Na co pomaga medytacja?
● Koi stany depresyjne – pomaga poczuć swoje ciało.
● Zmniejsza stany lękowe – dzięki niej dostrzeżesz bliskich i to, co masz.
● Redukuje objawy paniki, daje bowiem stałą w życiu – czas medytacji.
● Zwiększa ilość neuronów w mózgu w obszarach odpowiedzialnych za uczenie się, pamięć, emocje, poczucie swojej osoby.
● Pomaga zmniejszyć nadużywanie alkoholu i innych substancji uzależniających. Pozwala na uświadomienie sobie, że mózg nie potrzebuje takich używek.
● Poprawia koncentrację, uwagę i zdolność do pracy w stresie.
● Usprawnia przetwarzanie informacji i podejmowanie decyzji, które krążą w podświadomości, po sesji medytacji wszystko staje się logiczne.
● Zwiększa siłę psychiczną, odporność i inteligencję emocjonalną, bo wyciszony umysł przestaje nami dyrygować i serwować kłótnie-chaos.
● Zwiększa tolerancję bólu, łatwiej ograniczyć leki.

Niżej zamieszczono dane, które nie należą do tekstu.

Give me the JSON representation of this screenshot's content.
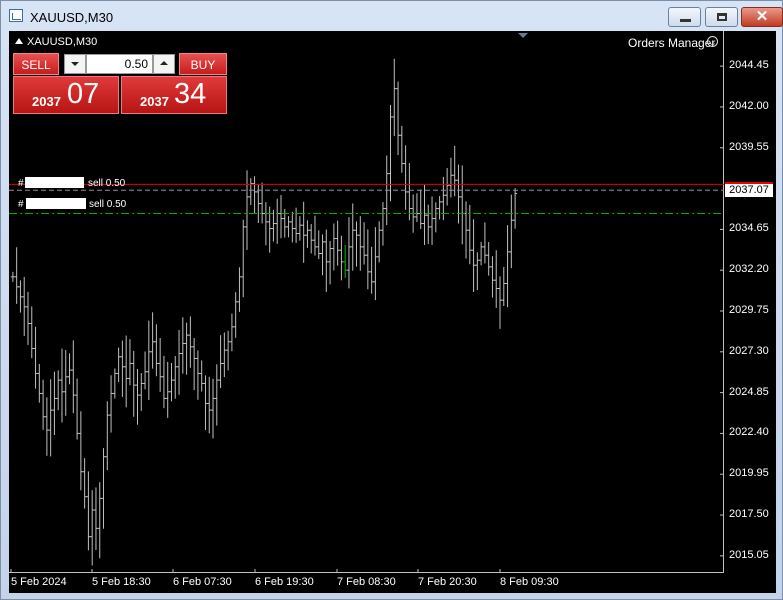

● Zmniejsza ryzyko chorób serca i udaru mózgu, zmniejsza ciśnienie krwi, stany zapalne, leczy objawy menopauzy czy napięcia przedmiesiączkowego.
● Pomaga wyciszyć serce i przywrócić naturalny oddech.
● Poprawia empatię i pozytywne relacje międzyludzkie oraz zmniejsza izolację społeczną.
● Zmniejsza potrzebę odbjadania się – pomaga poznać swoje ciało i potrzeby.